Panshin & Farmer [2012] FamCAFC 197 – 30/11/2012

CATCHWORDS:

FAMILY LAW ─ APPEAL ─ PROPERTY ─ Application for leave to appeal interlocutory orders made by Federal Magistrate in proceedings for property settlement ─ Whether it was reasonably open to the Federal Magistrate to conclude that the appellant did not demonstrate that she had the capacity to avoid a sale of the property and that, in those circumstances, declining to make an order for its sale would only be likely to diminish the parties’ equity in the property, or that, even if a sale was not inevitable, that only by selling the property would the parties’ dwindling equity in it be preserved ─ Where the Court was not persuaded that the Federal Magistrate erred in the exercise of his discretion by approaching the application for the sale of the parties’ property in reliance upon the Court’s powers to make orders for settlement of property rather than the Court’s injunctive powers ─ Nothing to which this Court was referred established that the Federal Magistrate misunderstood or in any way erred in fact in concluding that the evidence did not establish that anything which the appellant had done, or was doing, or could do, would, on the balance of probabilities, impede the ability of the bank to exercise its rights under its security over the property of the parties ─ Where the orders made by the Federal Magistrate were clearly open to his Honour, and represented the best, if not only, avenue for preserving and realising the parties’ modest equity in the property of the parties ─ Not established that the inferences drawn by the Federal Magistrate were other than reasonably open to his Honour and that the facts upon which those inferences were based were other than reasonably open to him ─ No appealable error demonstrated ─ Appellate intervention not enlivened ─ Application for leave to appeal dismissed.

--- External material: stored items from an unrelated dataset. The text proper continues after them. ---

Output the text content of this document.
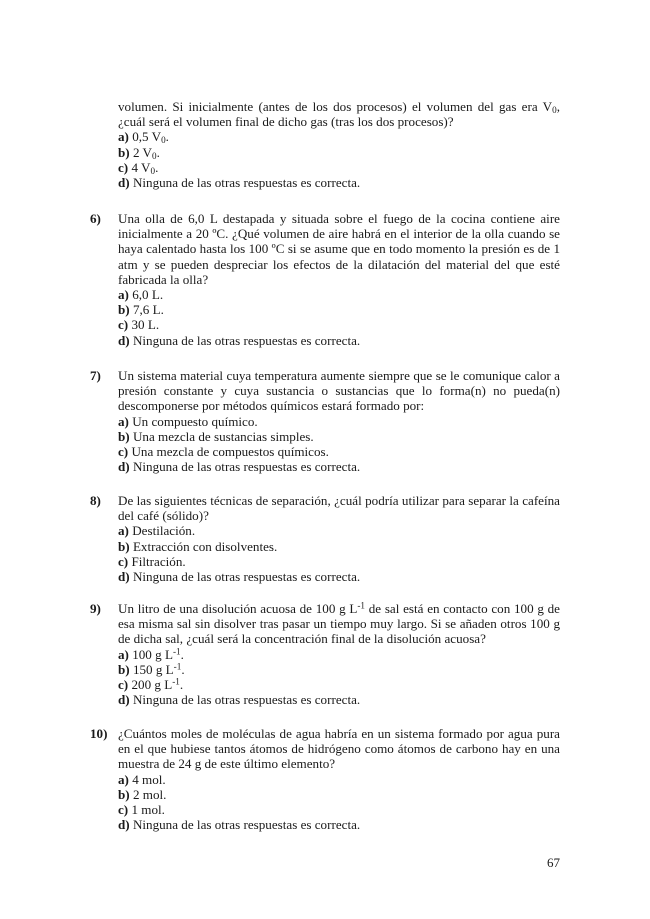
volumen. Si inicialmente (antes de los dos procesos) el volumen del gas era $V_0$, ¿cuál será el volumen final de dicho gas (tras los dos procesos)?
a) 0,5 $V_0$.
b) 2 $V_0$.
c) 4 $V_0$.
d) Ninguna de las otras respuestas es correcta.
6) Una olla de 6,0 L destapada y situada sobre el fuego de la cocina contiene aire inicialmente a 20 ºC. ¿Qué volumen de aire habrá en el interior de la olla cuando se haya calentado hasta los 100 ºC si se asume que en todo momento la presión es de 1 atm y se pueden despreciar los efectos de la dilatación del material del que esté fabricada la olla?
a) 6,0 L.
b) 7,6 L.
c) 30 L.
d) Ninguna de las otras respuestas es correcta.
7) Un sistema material cuya temperatura aumente siempre que se le comunique calor a presión constante y cuya sustancia o sustancias que lo forma(n) no pueda(n) descomponerse por métodos químicos estará formado por:
a) Un compuesto químico.
b) Una mezcla de sustancias simples.
c) Una mezcla de compuestos químicos.
d) Ninguna de las otras respuestas es correcta.
8) De las siguientes técnicas de separación, ¿cuál podría utilizar para separar la cafeína del café (sólido)?
a) Destilación.
b) Extracción con disolventes.
c) Filtración.
d) Ninguna de las otras respuestas es correcta.
9) Un litro de una disolución acuosa de 100 g $L^{-1}$ de sal está en contacto con 100 g de esa misma sal sin disolver tras pasar un tiempo muy largo. Si se añaden otros 100 g de dicha sal, ¿cuál será la concentración final de la disolución acuosa?
a) 100 g $L^{-1}$.
b) 150 g $L^{-1}$.
c) 200 g $L^{-1}$.
d) Ninguna de las otras respuestas es correcta.
10) ¿Cuántos moles de moléculas de agua habría en un sistema formado por agua pura en el que hubiese tantos átomos de hidrógeno como átomos de carbono hay en una muestra de 24 g de este último elemento?
a) 4 mol.
b) 2 mol.
c) 1 mol.
d) Ninguna de las otras respuestas es correcta.
67
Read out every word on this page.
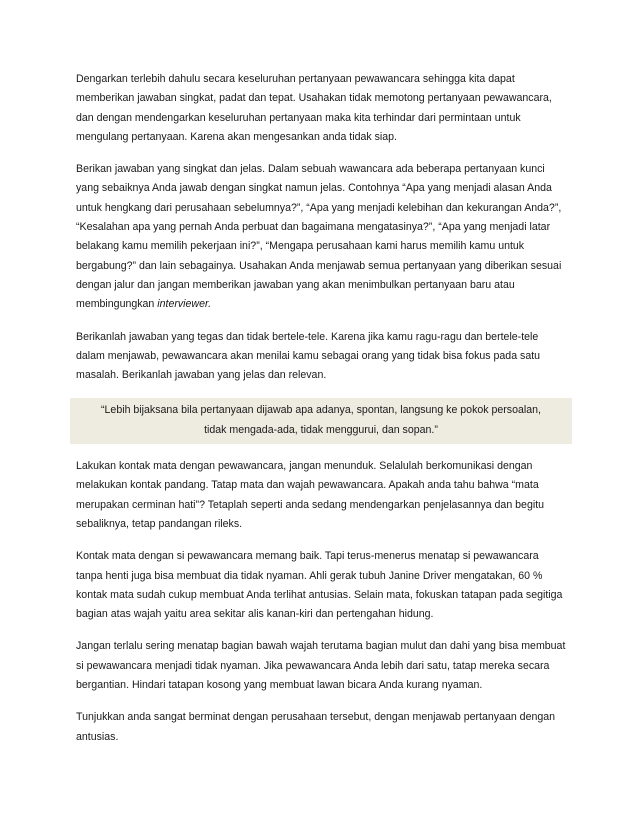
Dengarkan terlebih dahulu secara keseluruhan pertanyaan pewawancara sehingga kita dapat memberikan jawaban singkat, padat dan tepat. Usahakan tidak memotong pertanyaan pewawancara, dan dengan mendengarkan keseluruhan pertanyaan maka kita terhindar dari permintaan untuk mengulang pertanyaan. Karena akan mengesankan anda tidak siap.

Berikan jawaban yang singkat dan jelas. Dalam sebuah wawancara ada beberapa pertanyaan kunci yang sebaiknya Anda jawab dengan singkat namun jelas. Contohnya “Apa yang menjadi alasan Anda untuk hengkang dari perusahaan sebelumnya?”, “Apa yang menjadi kelebihan dan kekurangan Anda?”, “Kesalahan apa yang pernah Anda perbuat dan bagaimana mengatasinya?”, “Apa yang menjadi latar belakang kamu memilih pekerjaan ini?”, “Mengapa perusahaan kami harus memilih kamu untuk bergabung?” dan lain sebagainya. Usahakan Anda menjawab semua pertanyaan yang diberikan sesuai dengan jalur dan jangan memberikan jawaban yang akan menimbulkan pertanyaan baru atau membingungkan interviewer.

Berikanlah jawaban yang tegas dan tidak bertele-tele. Karena jika kamu ragu-ragu dan bertele-tele dalam menjawab, pewawancara akan menilai kamu sebagai orang yang tidak bisa fokus pada satu masalah. Berikanlah jawaban yang jelas dan relevan.

“Lebih bijaksana bila pertanyaan dijawab apa adanya, spontan, langsung ke pokok persoalan,
tidak mengada-ada, tidak menggurui, dan sopan.”

Lakukan kontak mata dengan pewawancara, jangan menunduk. Selalulah berkomunikasi dengan melakukan kontak pandang. Tatap mata dan wajah pewawancara. Apakah anda tahu bahwa “mata merupakan cerminan hati”? Tetaplah seperti anda sedang mendengarkan penjelasannya dan begitu sebaliknya, tetap pandangan rileks.

Kontak mata dengan si pewawancara memang baik. Tapi terus-menerus menatap si pewawancara tanpa henti juga bisa membuat dia tidak nyaman. Ahli gerak tubuh Janine Driver mengatakan, 60 % kontak mata sudah cukup membuat Anda terlihat antusias. Selain mata, fokuskan tatapan pada segitiga bagian atas wajah yaitu area sekitar alis kanan-kiri dan pertengahan hidung.

Jangan terlalu sering menatap bagian bawah wajah terutama bagian mulut dan dahi yang bisa membuat si pewawancara menjadi tidak nyaman. Jika pewawancara Anda lebih dari satu, tatap mereka secara bergantian. Hindari tatapan kosong yang membuat lawan bicara Anda kurang nyaman.

Tunjukkan anda sangat berminat dengan perusahaan tersebut, dengan menjawab pertanyaan dengan antusias.
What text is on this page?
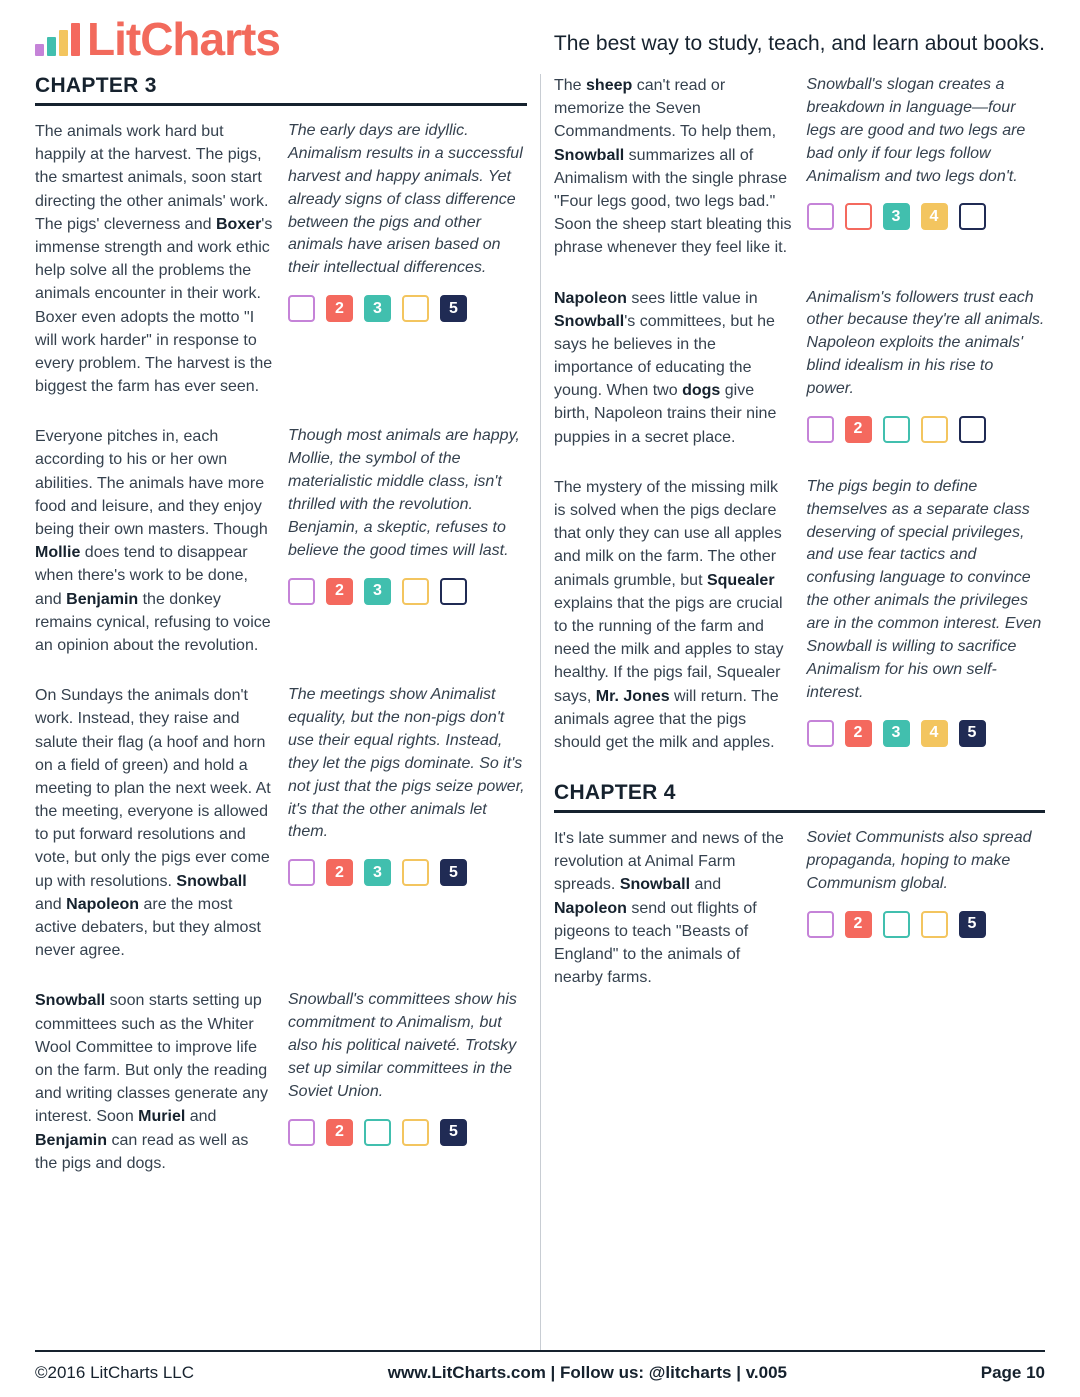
LitCharts	The best way to study, teach, and learn about books.
CHAPTER 3
The animals work hard but happily at the harvest. The pigs, the smartest animals, soon start directing the other animals' work. The pigs' cleverness and Boxer's immense strength and work ethic help solve all the problems the animals encounter in their work. Boxer even adopts the motto "I will work harder" in response to every problem. The harvest is the biggest the farm has ever seen.
The early days are idyllic. Animalism results in a successful harvest and happy animals. Yet already signs of class difference between the pigs and other animals have arisen based on their intellectual differences.
2	3	5
Everyone pitches in, each according to his or her own abilities. The animals have more food and leisure, and they enjoy being their own masters. Though Mollie does tend to disappear when there's work to be done, and Benjamin the donkey remains cynical, refusing to voice an opinion about the revolution.
Though most animals are happy, Mollie, the symbol of the materialistic middle class, isn't thrilled with the revolution. Benjamin, a skeptic, refuses to believe the good times will last.
2	3
On Sundays the animals don't work. Instead, they raise and salute their flag (a hoof and horn on a field of green) and hold a meeting to plan the next week. At the meeting, everyone is allowed to put forward resolutions and vote, but only the pigs ever come up with resolutions. Snowball and Napoleon are the most active debaters, but they almost never agree.
The meetings show Animalist equality, but the non-pigs don't use their equal rights. Instead, they let the pigs dominate. So it's not just that the pigs seize power, it's that the other animals let them.
2	3	5
Snowball soon starts setting up committees such as the Whiter Wool Committee to improve life on the farm. But only the reading and writing classes generate any interest. Soon Muriel and Benjamin can read as well as the pigs and dogs.
Snowball's committees show his commitment to Animalism, but also his political naiveté. Trotsky set up similar committees in the Soviet Union.
2	5
The sheep can't read or memorize the Seven Commandments. To help them, Snowball summarizes all of Animalism with the single phrase "Four legs good, two legs bad." Soon the sheep start bleating this phrase whenever they feel like it.
Snowball's slogan creates a breakdown in language—four legs are good and two legs are bad only if four legs follow Animalism and two legs don't.
3	4
Napoleon sees little value in Snowball's committees, but he says he believes in the importance of educating the young. When two dogs give birth, Napoleon trains their nine puppies in a secret place.
Animalism's followers trust each other because they're all animals. Napoleon exploits the animals' blind idealism in his rise to power.
2
The mystery of the missing milk is solved when the pigs declare that only they can use all apples and milk on the farm. The other animals grumble, but Squealer explains that the pigs are crucial to the running of the farm and need the milk and apples to stay healthy. If the pigs fail, Squealer says, Mr. Jones will return. The animals agree that the pigs should get the milk and apples.
The pigs begin to define themselves as a separate class deserving of special privileges, and use fear tactics and confusing language to convince the other animals the privileges are in the common interest. Even Snowball is willing to sacrifice Animalism for his own self-interest.
2	3	4	5
CHAPTER 4
It's late summer and news of the revolution at Animal Farm spreads. Snowball and Napoleon send out flights of pigeons to teach "Beasts of England" to the animals of nearby farms.
Soviet Communists also spread propaganda, hoping to make Communism global.
2	5
©2016 LitCharts LLC	www.LitCharts.com | Follow us: @litcharts | v.005	Page 10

FAMILY LAW ─ APPEAL ─ EVIDENCE ─ Applications to adduce fresh evidence ─ Where the further evidence which was contained in two affidavits did not advance the challenges of the appellant that the Federal Magistrate erred in concluding that there appeared no reasonable alternative to a sale of the property of the parties if the ongoing diminution of the parties’ equity in it was to be avoided ─ Where the further evidence failed to demonstrate that the decisions under challenge were erroneous.


NOTE: The period for seeking special leave to appeal to the High Court has not expired.